As darkness closes in on another New England winter, let us fantasize about Spain. Not paella-on-the-beach Spain, nor dry-south-wind-blowing- dirt-into-your-eyes Spain, nor sheep-on-the-hill -below-the-castle Spain, nor op-art-of-the-sunflowers- turned-all-one-way Spain, nor still windblown-sand-in-your-eyes- down-the-back-streets-of-Madrid Spain, but about buildings with stone walls older than most languages, plastered over a dozen times, and cool in the afternoon. Our naps are done, there’s no real eating until midnight; let us have a few tapas and a cold drink of dry sherry.

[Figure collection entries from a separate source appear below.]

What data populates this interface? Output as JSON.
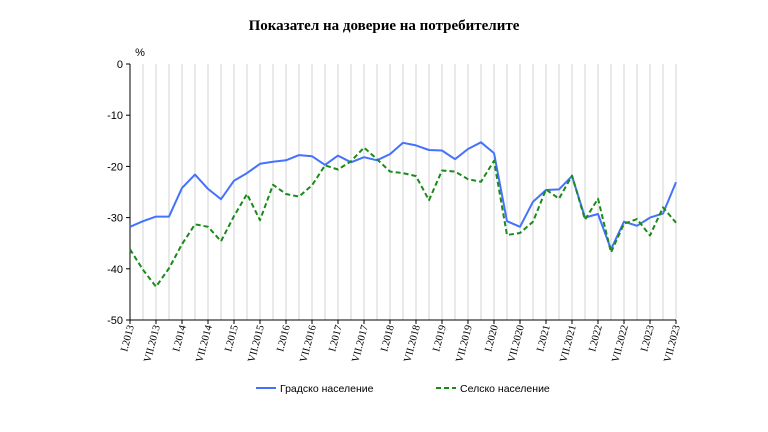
{
  "chart_data": {
    "type": "line",
    "title": "Показател на доверие на потребителите",
    "ylabel": "%",
    "ylim": [
      -50,
      0
    ],
    "yticks": [
      0,
      -10,
      -20,
      -30,
      -40,
      -50
    ],
    "grid": "vertical",
    "legend_position": "bottom",
    "x_tick_labels": [
      "I.2013",
      "VII.2013",
      "I.2014",
      "VII.2014",
      "I.2015",
      "VII.2015",
      "I.2016",
      "VII.2016",
      "I.2017",
      "VII.2017",
      "I.2018",
      "VII.2018",
      "I.2019",
      "VII.2019",
      "I.2020",
      "VII.2020",
      "I.2021",
      "VII.2021",
      "I.2022",
      "VII.2022",
      "I.2023",
      "VII.2023"
    ],
    "series": [
      {
        "name": "Градско население",
        "color": "#4472ff",
        "style": "solid",
        "values": [
          -31.8,
          -30.7,
          -29.8,
          -29.8,
          -24.2,
          -21.6,
          -24.4,
          -26.4,
          -22.8,
          -21.3,
          -19.5,
          -19.1,
          -18.8,
          -17.8,
          -18.0,
          -19.7,
          -17.9,
          -19.2,
          -18.2,
          -18.8,
          -17.6,
          -15.4,
          -15.9,
          -16.8,
          -16.9,
          -18.6,
          -16.6,
          -15.3,
          -17.4,
          -30.7,
          -31.8,
          -26.9,
          -24.6,
          -24.5,
          -21.9,
          -30.0,
          -29.3,
          -36.2,
          -30.8,
          -31.6,
          -30.0,
          -29.2,
          -23.1
        ]
      },
      {
        "name": "Селско население",
        "color": "#1a8a1a",
        "style": "dashed",
        "values": [
          -36.2,
          -40.2,
          -43.5,
          -39.9,
          -35.2,
          -31.3,
          -31.8,
          -34.6,
          -29.7,
          -25.4,
          -30.5,
          -23.6,
          -25.4,
          -25.9,
          -23.7,
          -19.8,
          -20.6,
          -19.0,
          -16.3,
          -18.6,
          -21.0,
          -21.3,
          -21.9,
          -26.6,
          -20.8,
          -21.0,
          -22.5,
          -23.0,
          -18.9,
          -33.4,
          -33.0,
          -30.8,
          -24.5,
          -26.3,
          -21.8,
          -30.4,
          -26.3,
          -36.8,
          -31.2,
          -30.3,
          -33.5,
          -28.0,
          -31.0
        ]
      }
    ]
  }
}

Let us go then to BarLola, down underground where once was Spasso, a decent-enough quasi-Italian trendorium. There have been other restaurants and clubs here before, even the fatal Hotel Vendome fire, and yet BarLola’s Spanish-style tapas bar feels so right and so authentic in these linked rooms with painted brick walls that it’s hard to remember anything else. While I have enjoyed all the tapas places in Boston, from Dal’ to Taberna de Haro, BarLola just has the look. It carries everything else back to a particular Spain that can be kept indoors with low light and sangria, even when there is a most un-Spanish slush outdoors.
The Lola part evokes Pedro Almodovar’s movie, Run Lola Run, and so does the Spanish hip-hop played between the techno. The bullfight posters are laminated into the tables. At each of the latter is a zinnia, like a red echo of the sunflowers. The walls are white brick, with art and craft. The floor is painted, which is more Frida Kahlo than Spain, but very pretty.
In fact, BarLola lacks my favorite tapa from Spain, fried calamari, and the variety of barnacles and fried little fish. But they do have many of the classics among their nine cold and 27 or so hot little plates: the fried shrimp (although no one yet throws the shells on the floor), the potato omelet, the ham and Manchego cheese, and the translucent shrimp in garlic oil.
To start with the fried shrimp, they are gambas rebozados ($7.50) — you are lisping the Zs by now, aren’t you? — and they are butterflied, have some shells, but also a wonderful little sweet sauce. The potato omelet ($6.50) has a confusing name: tortilla. It isn’t flat and it should be made by slow-frying potatoes in ludicrous amounts of olive oil, then pouring in egg at the end. Ours is two generous wedges, but they lack seasoning. In fact, even the ham and cheese lacks something. That something is not edibility, nor authenticity. It may be the sherry, as we have compromised with sangria. The Manchego cheese (which might well come from La Mancha) and the Serrano ham (about which I am more dubious, because it is softer and less funky than Spanish ham) make a melting combination ($8) in four large bites. This is one tapa I would not consume in its entirety. Too much cheese for one person.
The translucent shrimp in garlic oil ($8) is lots of good eating; careful of the drips, now. Pincho de pollo ($7) is four skewered chunks of chicken on their way to becoming satay, but a creamy mushroom sauce assures us they will never get to Thailand before being eaten up. Pollo al chillandron ($7) is a throwback to medieval dishes of chicken, almonds, and raisins. If this reminds you of Sicilian food, remember that Sicily was part of Spain (or a Catalan kingdom) for much of modern history, rejoining Italy only in the mid 19th century. Thinly sliced beef, solomillo ($8), is wonderful in another cream sauce. Estofado de cordero ($6.50) is lamb in Moorish style; it is indeed almost a Moroccan stew. With rice this would be dinner.